Table 3 Risk of adverse pregnancy outcomes according to interquartile range of urinary IgM and proteinuria levels and CKD stages in patients with CKD
uIgM excretion and the risk of APO among patients with CKD stage 1
To determine the effect of eventual differences in uIgM excretion on the association with the development of APO, a further analysis was carried out, limited to stage 1 CKD patients. For this analysis, patients were divided into two groups according to quartiles based on the distribution of uIgM levels among all stage 1 CKD patients. The first group included 30 patients whose values for uIgM levels fell within the three lowest quartiles, and the second group comprised the 29 remaining patients in the highest quartile (> 8.95 µg/24 h). The demographic, clinical, and obstetric characteristics of the patients are shown in Table 4. As expected, serum creatinine levels and baseline creatinine clearance were similar in both groups. Proteinuria was significantly higher among patients in the higher quartile for uIgM levels in comparison to the lower three quartiles. Patients in the higher quartile for uIgM levels had lower gestational age at delivery, delivered infants with lower birth weights, and had a greater proportion of preterm birth, APO, and PE than patients in the three lower quartiles (p ≤ 0.015). Although the frequency of cesarean section, SGA infant and neonatal deaths was higher in patients in the higher quartile than in patients in the three lower quartiles, the differences were not statistically significant (p ≥ 0.051).
Table 4 Clinical, laboratory, and demographic characteristics of pregnant women with CKD stage 1 according to urinary IgM excretion
Additionally, ORs for quartiles of uIgM levels were calculated.

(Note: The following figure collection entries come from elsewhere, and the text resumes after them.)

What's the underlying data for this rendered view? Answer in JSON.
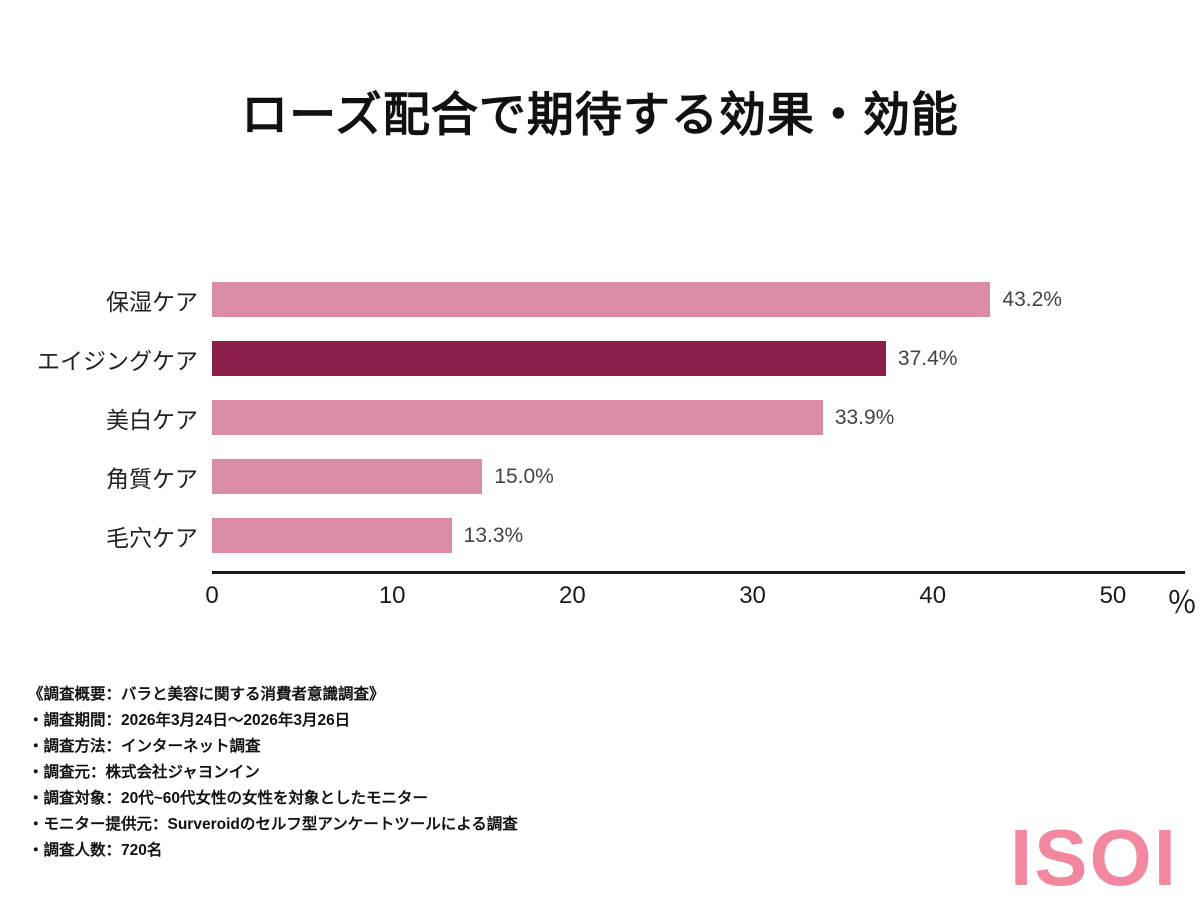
{
  "title": "ローズ配合で期待する効果・効能",
  "chart_data": {
    "type": "bar",
    "orientation": "horizontal",
    "title": "ローズ配合で期待する効果・効能",
    "categories": [
      "保湿ケア",
      "エイジングケア",
      "美白ケア",
      "角質ケア",
      "毛穴ケア"
    ],
    "values": [
      43.2,
      37.4,
      33.9,
      15.0,
      13.3
    ],
    "value_labels": [
      "43.2%",
      "37.4%",
      "33.9%",
      "15.0%",
      "13.3%"
    ],
    "xlim": [
      0,
      54
    ],
    "ticks": [
      0,
      10,
      20,
      30,
      40,
      50
    ],
    "x_unit": "％",
    "xlabel": "",
    "ylabel": "",
    "grid": false,
    "legend": false,
    "highlight_index": 1,
    "bar_color": "#d98ca4",
    "highlight_color": "#8b1e4b"
  },
  "footer": {
    "lines": [
      "《調査概要：バラと美容に関する消費者意識調査》",
      "・調査期間：2026年3月24日〜2026年3月26日",
      "・調査方法：インターネット調査",
      "・調査元：株式会社ジャヨンイン",
      "・調査対象：20代~60代女性の女性を対象としたモニター",
      "・モニター提供元：Surveroidのセルフ型アンケートツールによる調査",
      "・調査人数：720名"
    ]
  },
  "logo": {
    "text": "ISOI",
    "color": "#f2879f"
  }
}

A further adjustment for proteinuria levels was made because this variable differed significantly between groups at univariate analysis. The outcomes of SGA infant and neonatal deaths were not analyzed because of their very low frequency in both groups. Table 4 shows that the ORs were significantly high for combined APO, PE, and preterm birth (OR ≥ 4.8) among patients in the higher quartile of the CKD 1 stage patients distribution.